David’s article as prepared for the Duluth News Tribune for the article which ran on 3/19/2015:
This is part one of a five-part series about the key components of wine. Next up: Acidity, then sugar, then tannin and finally, how all four play together and their importance.
Wine is made up of various key components such as alcohol, acid, sugar and tannin. By learning how each interacts with the other you can learn how to evaluate a wine’s quality and how to choose a wine suitable for pairing with any food or occasion. Over the next few columns I’ll explain each of these concepts in turn. This week’s topic is alcohol.
First, let’s talk about what a wine is and what it’s doing in a bottle. Wine is simply preserved fermented fruit. Ancient people didn’t have refrigeration and had to make compromises toward preserving their food and fermentation was one solution.
Fermentation is our friend. Humans employ it to make great products for consumption, from sauerkraut and cheese to bread, wine and beer. Once something is fermented, its original state is altered and during the alteration it might have taken on some of the qualities of preservation. For example, cheese can last longer than milk because of alterations made to the milk during manufacturing and fermentation. Depending on the cheese, some will last longer in your refrigerator than others, but each one will eventually rot and be considered “bad.” The same is true for wine.
One of the things that preserves wine from rotting is alcohol. During the process of fermenting grape juice, yeasts convert sugars to alcohol. Some winemakers ferment the juice until all sugars are consumed.
This wine is then considered dry. In grapes that are more ripe — thus their juice contains more sugar — the yeasts consume the sugars until they make their living environment so toxic with alcohol that they die. This happens somewhere around 15 percent alcohol by volume (ABV).
Alcohol is considered a preservative because it helps prevent the formation of mold and bacterial infections. Food “goes off” because of either a mold or bacterial infection or a combination of both. Ancient people couldn’t explain why fermented foods were more durable. Louis Pasteur is credited proving how germs and bacteria proliferate. His solution to preventing infections has become known as pasteurization.
If alcohol is a preservative, then logically, one could presume that wine should last forever because it’s partially made up of alcohol. But it’s not that simple.
Alcohol is only one piece to the puzzle in making an age-worthy wine.
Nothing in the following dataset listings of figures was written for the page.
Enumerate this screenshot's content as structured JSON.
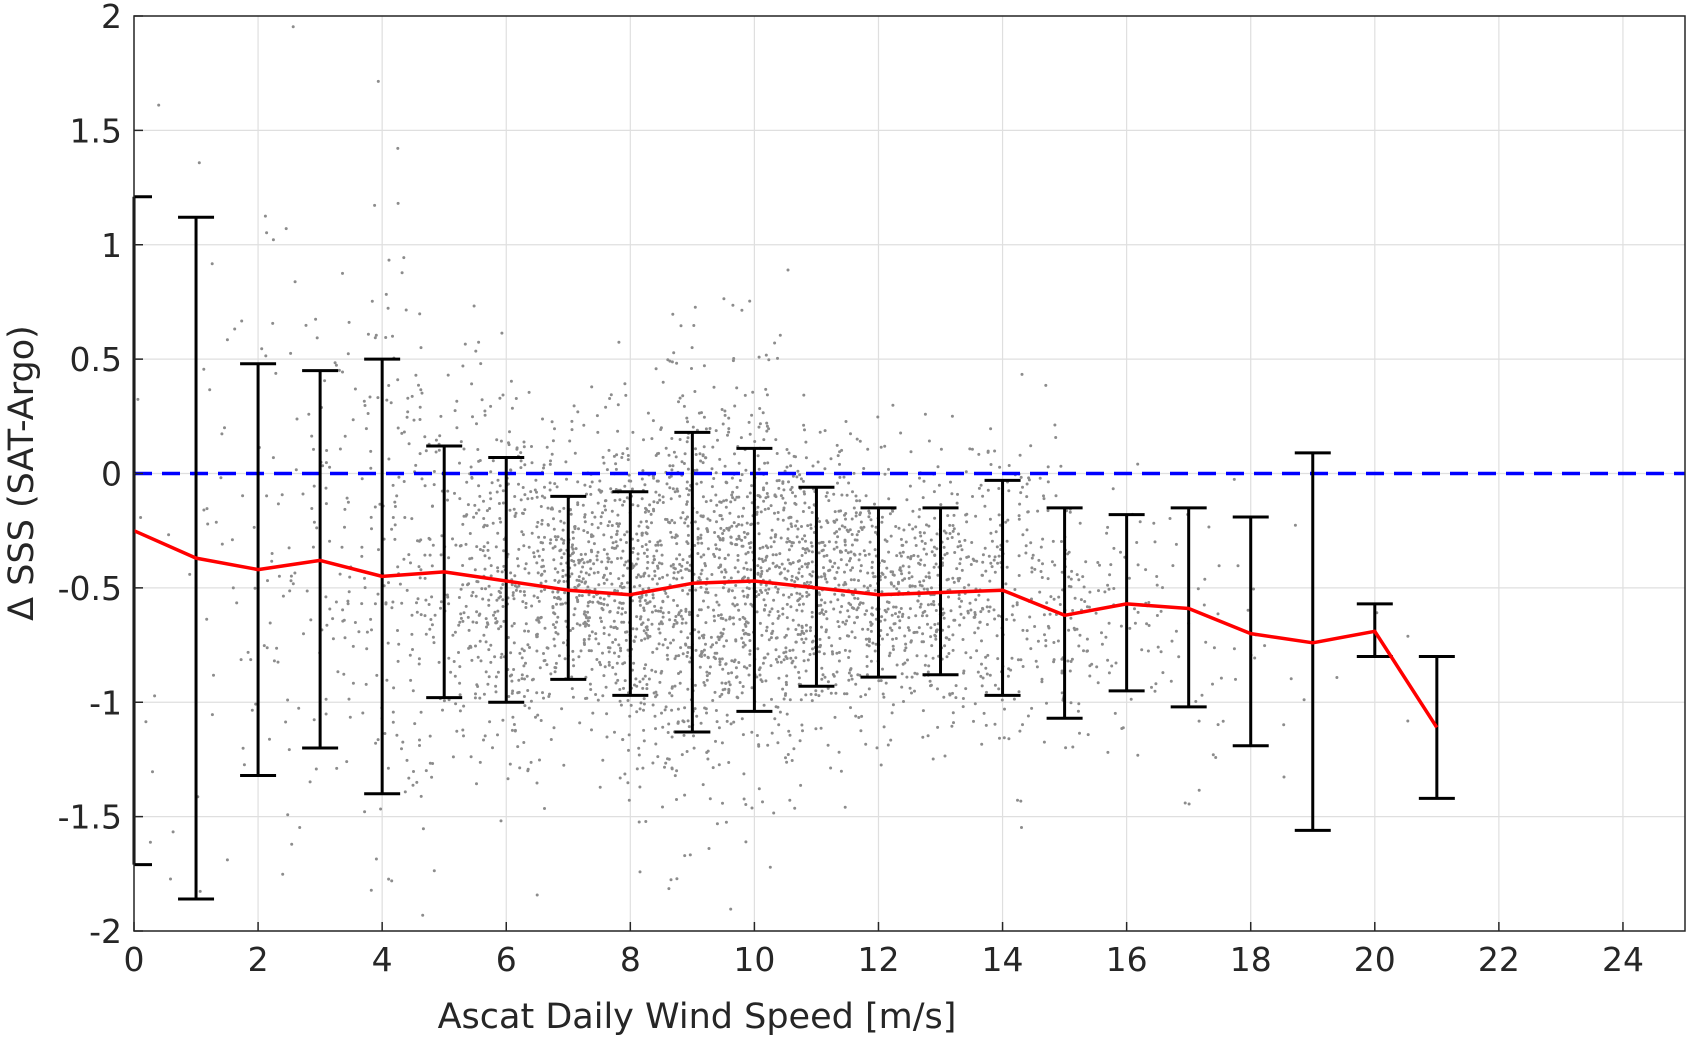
{
  "chart_data": {
    "type": "scatter",
    "title": "",
    "xlabel": "Ascat Daily Wind Speed [m/s]",
    "ylabel": "Δ SSS (SAT-Argo)",
    "xlim": [
      0,
      25
    ],
    "ylim": [
      -2,
      2
    ],
    "xticks": [
      0,
      2,
      4,
      6,
      8,
      10,
      12,
      14,
      16,
      18,
      20,
      22,
      24
    ],
    "yticks": [
      -2,
      -1.5,
      -1,
      -0.5,
      0,
      0.5,
      1,
      1.5,
      2
    ],
    "xtick_labels": [
      "0",
      "2",
      "4",
      "6",
      "8",
      "10",
      "12",
      "14",
      "16",
      "18",
      "20",
      "22",
      "24"
    ],
    "ytick_labels": [
      "-2",
      "-1.5",
      "-1",
      "-0.5",
      "0",
      "0.5",
      "1",
      "1.5",
      "2"
    ],
    "grid": true,
    "reference_line": {
      "y": 0,
      "style": "dashed",
      "color": "#0000ff"
    },
    "mean_line": {
      "color": "#ff0000",
      "x": [
        0,
        1,
        2,
        3,
        4,
        5,
        6,
        7,
        8,
        9,
        10,
        11,
        12,
        13,
        14,
        15,
        16,
        17,
        18,
        19,
        20,
        21
      ],
      "y": [
        -0.25,
        -0.37,
        -0.42,
        -0.38,
        -0.45,
        -0.43,
        -0.47,
        -0.51,
        -0.53,
        -0.48,
        -0.47,
        -0.5,
        -0.53,
        -0.52,
        -0.51,
        -0.62,
        -0.57,
        -0.59,
        -0.7,
        -0.74,
        -0.69,
        -1.11
      ]
    },
    "error_bars": {
      "color": "#000000",
      "x": [
        0,
        1,
        2,
        3,
        4,
        5,
        6,
        7,
        8,
        9,
        10,
        11,
        12,
        13,
        14,
        15,
        16,
        17,
        18,
        19,
        20,
        21
      ],
      "upper": [
        1.21,
        1.12,
        0.48,
        0.45,
        0.5,
        0.12,
        0.07,
        -0.1,
        -0.08,
        0.18,
        0.11,
        -0.06,
        -0.15,
        -0.15,
        -0.03,
        -0.15,
        -0.18,
        -0.15,
        -0.19,
        0.09,
        -0.57,
        -0.8
      ],
      "lower": [
        -1.71,
        -1.86,
        -1.32,
        -1.2,
        -1.4,
        -0.98,
        -1.0,
        -0.9,
        -0.97,
        -1.13,
        -1.04,
        -0.93,
        -0.89,
        -0.88,
        -0.97,
        -1.07,
        -0.95,
        -1.02,
        -1.19,
        -1.56,
        -0.8,
        -1.42
      ]
    },
    "scatter": {
      "color": "#8c8c8c",
      "description_count": 3600
    }
  },
  "colors": {
    "scatter": "#8c8c8c",
    "grid": "#dfdfdf",
    "axis": "#262626"
  }
}
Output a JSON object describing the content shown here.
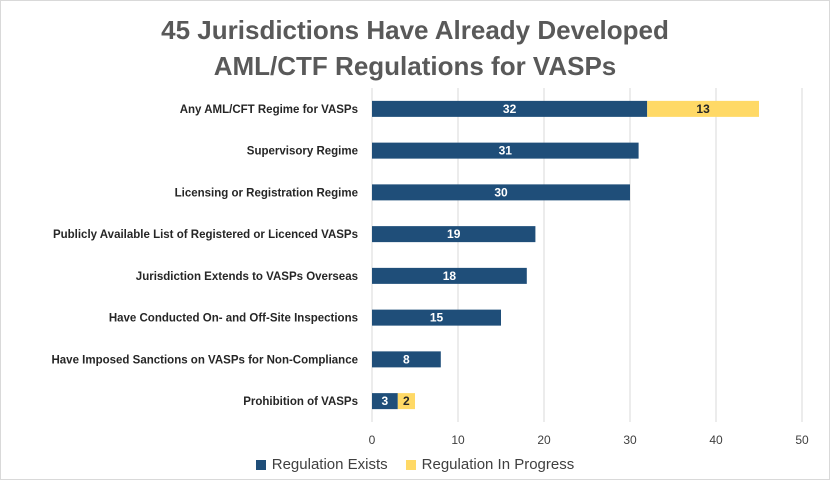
{
  "title_line1": "45 Jurisdictions Have Already Developed",
  "title_line2": "AML/CTF Regulations for VASPs",
  "chart_data": {
    "type": "bar",
    "orientation": "horizontal",
    "stacked": true,
    "categories": [
      "Any AML/CFT Regime for VASPs",
      "Supervisory Regime",
      "Licensing or Registration Regime",
      "Publicly Available List of Registered or Licenced VASPs",
      "Jurisdiction Extends to VASPs Overseas",
      "Have Conducted On- and Off-Site Inspections",
      "Have Imposed Sanctions on VASPs for Non-Compliance",
      "Prohibition of VASPs"
    ],
    "series": [
      {
        "name": "Regulation Exists",
        "color": "#1f4e79",
        "label_color": "#ffffff",
        "values": [
          32,
          31,
          30,
          19,
          18,
          15,
          8,
          3
        ]
      },
      {
        "name": "Regulation In Progress",
        "color": "#ffd966",
        "label_color": "#262626",
        "values": [
          13,
          null,
          null,
          null,
          null,
          null,
          null,
          2
        ]
      }
    ],
    "xlim": [
      0,
      50
    ],
    "xticks": [
      0,
      10,
      20,
      30,
      40,
      50
    ],
    "grid": true,
    "legend": "bottom-center"
  }
}
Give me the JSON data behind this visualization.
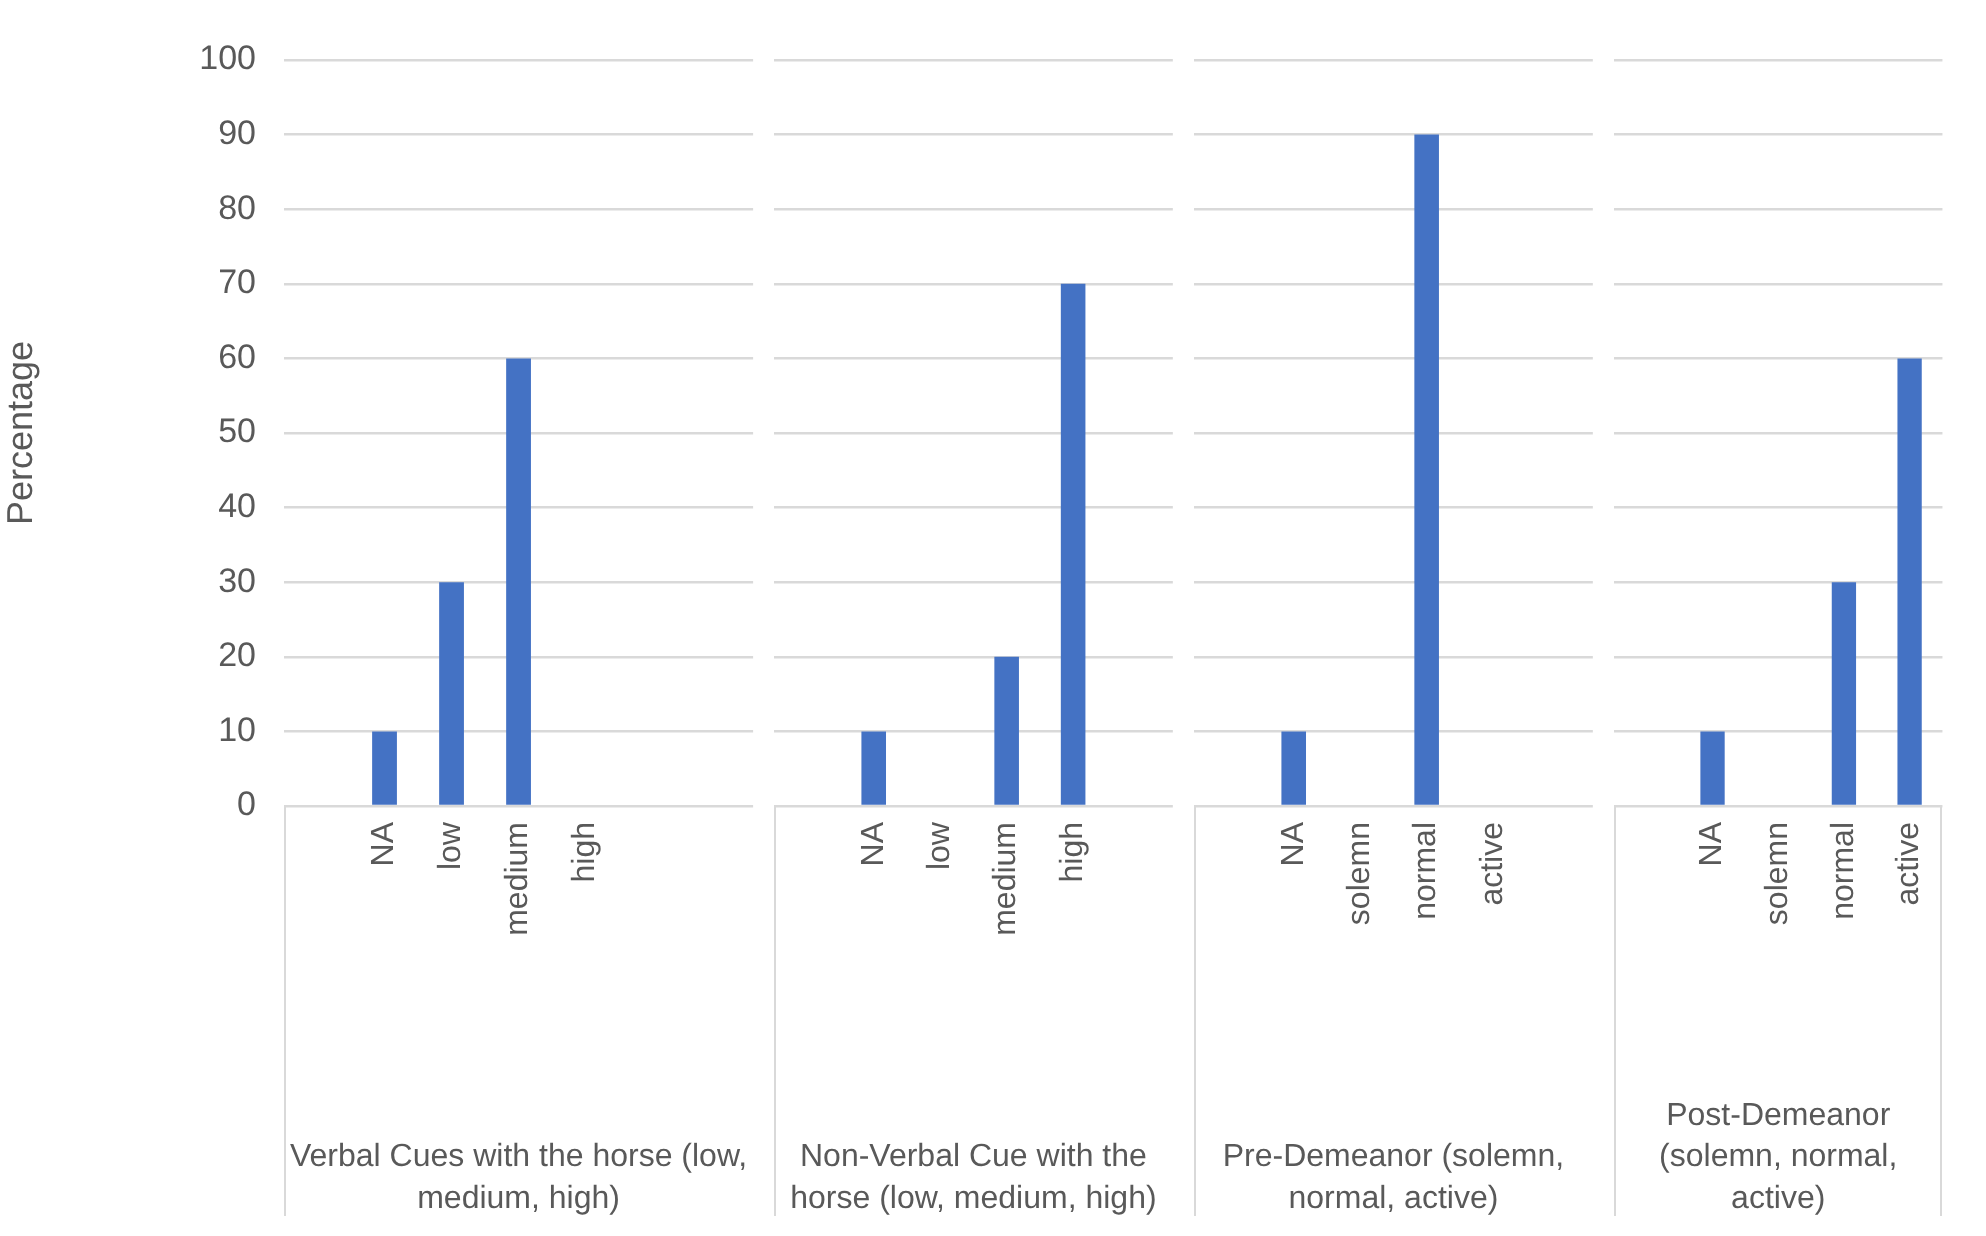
{
  "chart_data": [
    {
      "type": "bar",
      "categories": [
        null,
        "NA",
        "low",
        "medium",
        "high",
        null,
        null
      ],
      "values": [
        null,
        10,
        30,
        60,
        0,
        null,
        null
      ],
      "color": "#4472c4",
      "xlabel": "Verbal Cues with the horse (low, medium, high)",
      "ylabel": "Percentage",
      "ylim": [
        0,
        100
      ],
      "yticks": [
        0,
        10,
        20,
        30,
        40,
        50,
        60,
        70,
        80,
        90,
        100
      ],
      "grid": "y"
    },
    {
      "type": "bar",
      "categories": [
        null,
        "NA",
        "low",
        "medium",
        "high",
        null
      ],
      "values": [
        null,
        10,
        0,
        20,
        70,
        null
      ],
      "color": "#4472c4",
      "xlabel": "Non-Verbal Cue with the horse (low, medium, high)",
      "ylim": [
        0,
        100
      ],
      "yticks": [
        0,
        10,
        20,
        30,
        40,
        50,
        60,
        70,
        80,
        90,
        100
      ],
      "grid": "y",
      "tick_labels": "x"
    },
    {
      "type": "bar",
      "categories": [
        null,
        "NA",
        "solemn",
        "normal",
        "active",
        null
      ],
      "values": [
        null,
        10,
        0,
        90,
        0,
        null
      ],
      "color": "#4472c4",
      "xlabel": "Pre-Demeanor (solemn, normal, active)",
      "ylim": [
        0,
        100
      ],
      "yticks": [
        0,
        10,
        20,
        30,
        40,
        50,
        60,
        70,
        80,
        90,
        100
      ],
      "grid": "y",
      "tick_labels": "x"
    },
    {
      "type": "bar",
      "categories": [
        null,
        "NA",
        "solemn",
        "normal",
        "active"
      ],
      "values": [
        null,
        10,
        0,
        30,
        60
      ],
      "color": "#4472c4",
      "xlabel": "Post-Demeanor (solemn, normal, active)",
      "ylim": [
        0,
        100
      ],
      "yticks": [
        0,
        10,
        20,
        30,
        40,
        50,
        60,
        70,
        80,
        90,
        100
      ],
      "grid": "y",
      "tick_labels": "x"
    }
  ]
}
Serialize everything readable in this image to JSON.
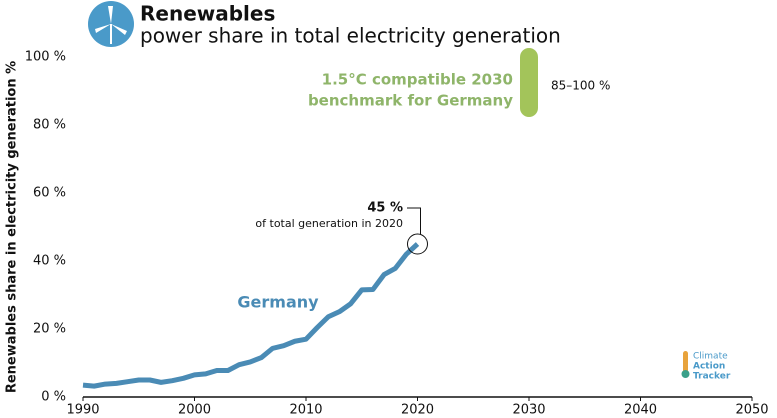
{
  "chart_data": {
    "type": "line",
    "title": "Renewables",
    "subtitle": "power share in total electricity generation",
    "y_label": "Renewables share in electricity generation %",
    "x": [
      1990,
      1991,
      1992,
      1993,
      1994,
      1995,
      1996,
      1997,
      1998,
      1999,
      2000,
      2001,
      2002,
      2003,
      2004,
      2005,
      2006,
      2007,
      2008,
      2009,
      2010,
      2011,
      2012,
      2013,
      2014,
      2015,
      2016,
      2017,
      2018,
      2019,
      2020
    ],
    "series": [
      {
        "name": "Germany",
        "color": "#4a8bb5",
        "values": [
          3.5,
          3.2,
          3.8,
          4.0,
          4.5,
          5.0,
          5.0,
          4.3,
          4.8,
          5.5,
          6.5,
          6.8,
          7.8,
          7.8,
          9.5,
          10.3,
          11.6,
          14.3,
          15.1,
          16.4,
          17.0,
          20.4,
          23.6,
          25.1,
          27.4,
          31.5,
          31.6,
          36.0,
          37.8,
          42.0,
          45.0
        ]
      }
    ],
    "xlim": [
      1990,
      2050
    ],
    "xticks": [
      1990,
      2000,
      2010,
      2020,
      2030,
      2040,
      2050
    ],
    "ylim": [
      0,
      100
    ],
    "yticks": [
      {
        "value": 0,
        "label": "0 %"
      },
      {
        "value": 20,
        "label": "20 %"
      },
      {
        "value": 40,
        "label": "40 %"
      },
      {
        "value": 60,
        "label": "60 %"
      },
      {
        "value": 80,
        "label": "80 %"
      },
      {
        "value": 100,
        "label": "100 %"
      }
    ],
    "grid": false,
    "highlight": {
      "x": 2020,
      "y": 45,
      "label": "45 %",
      "text": "of total generation in 2020"
    },
    "benchmark": {
      "x": 2030,
      "low": 85,
      "high": 100,
      "color": "#a3c45a",
      "label_lines": [
        "1.5°C compatible 2030",
        "benchmark for Germany"
      ],
      "value_label": "85–100 %"
    },
    "logo": [
      "Climate",
      "Action",
      "Tracker"
    ]
  }
}
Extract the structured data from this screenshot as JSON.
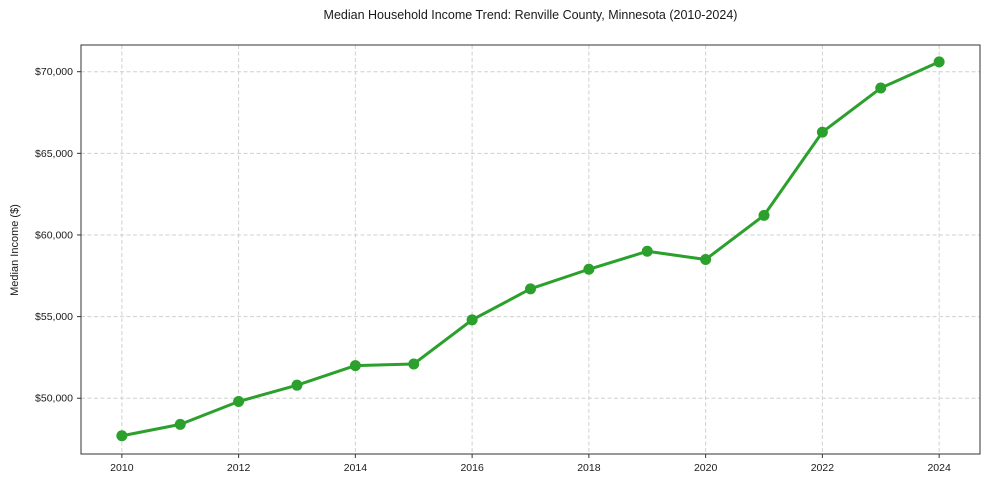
{
  "title": "Median Household Income Trend: Renville County, Minnesota (2010-2024)",
  "chart_data": {
    "type": "line",
    "title": "Median Household Income Trend: Renville County, Minnesota (2010-2024)",
    "xlabel": "",
    "ylabel": "Median Income ($)",
    "x": [
      2010,
      2011,
      2012,
      2013,
      2014,
      2015,
      2016,
      2017,
      2018,
      2019,
      2020,
      2021,
      2022,
      2023,
      2024
    ],
    "series": [
      {
        "name": "Median Household Income",
        "values": [
          47700,
          48400,
          49800,
          50800,
          52000,
          52100,
          54800,
          56700,
          57900,
          59000,
          58500,
          61200,
          66300,
          69000,
          70600
        ]
      }
    ],
    "x_ticks": [
      2010,
      2012,
      2014,
      2016,
      2018,
      2020,
      2022,
      2024
    ],
    "x_tick_labels": [
      "2010",
      "2012",
      "2014",
      "2016",
      "2018",
      "2020",
      "2022",
      "2024"
    ],
    "y_ticks": [
      50000,
      55000,
      60000,
      65000,
      70000
    ],
    "y_tick_labels": [
      "$50,000",
      "$55,000",
      "$60,000",
      "$65,000",
      "$70,000"
    ],
    "xlim": [
      2009.3,
      2024.7
    ],
    "ylim": [
      46585,
      71635
    ],
    "grid": true,
    "grid_style": "dashed",
    "legend": false,
    "marker": "circle",
    "colors": {
      "line": "#2ca02c",
      "grid": "#d0d0d0",
      "spine": "#333333",
      "text": "#1a1a1a",
      "background": "#ffffff"
    }
  }
}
The other two pieces are sugar and acid. Acidity preserves the flavor of a wine, making it more stable, and sugars act as a preservative making the wine more age-worthy. While the amount of alcohol in wine might be sufficient to prevent some mold and bacterial growth it isn’t enough to preventing it from oxidizing. Oxidized wine is better known as vinegar.
During the fermentation of grape juice, known as must, the juice doesn’t reach a very high temperature, and this allows for some bacteria to survive. When the bottle is opened and the wine exposed to oxygen, they come out of dormancy and start the process toward making wine into vinegar.
This doesn’t happen in a commercial beer because it is pasteurized and the heat of pasteurization kills the bacteria. So an opened beer won’t produce vinegar but an opened unpasteurized beer will. Hard liquors like Scotch, which are heated to a high temperature during distillation, are essentially pasteurized and can last in a bottle at room temperature for years.
While fermentation creates the alcohol which contributes to the anti-microbial properties of wine, it doesn’t guarantee the age-worthiness of the product. Thankfully for us, we don’t really have to worry about that. The truth is that 95 percent of wines on the shelf are ready to drink right now and won’t benefit from additional aging. So stop waiting. Open that bottle tonight — it’s not going to get any better.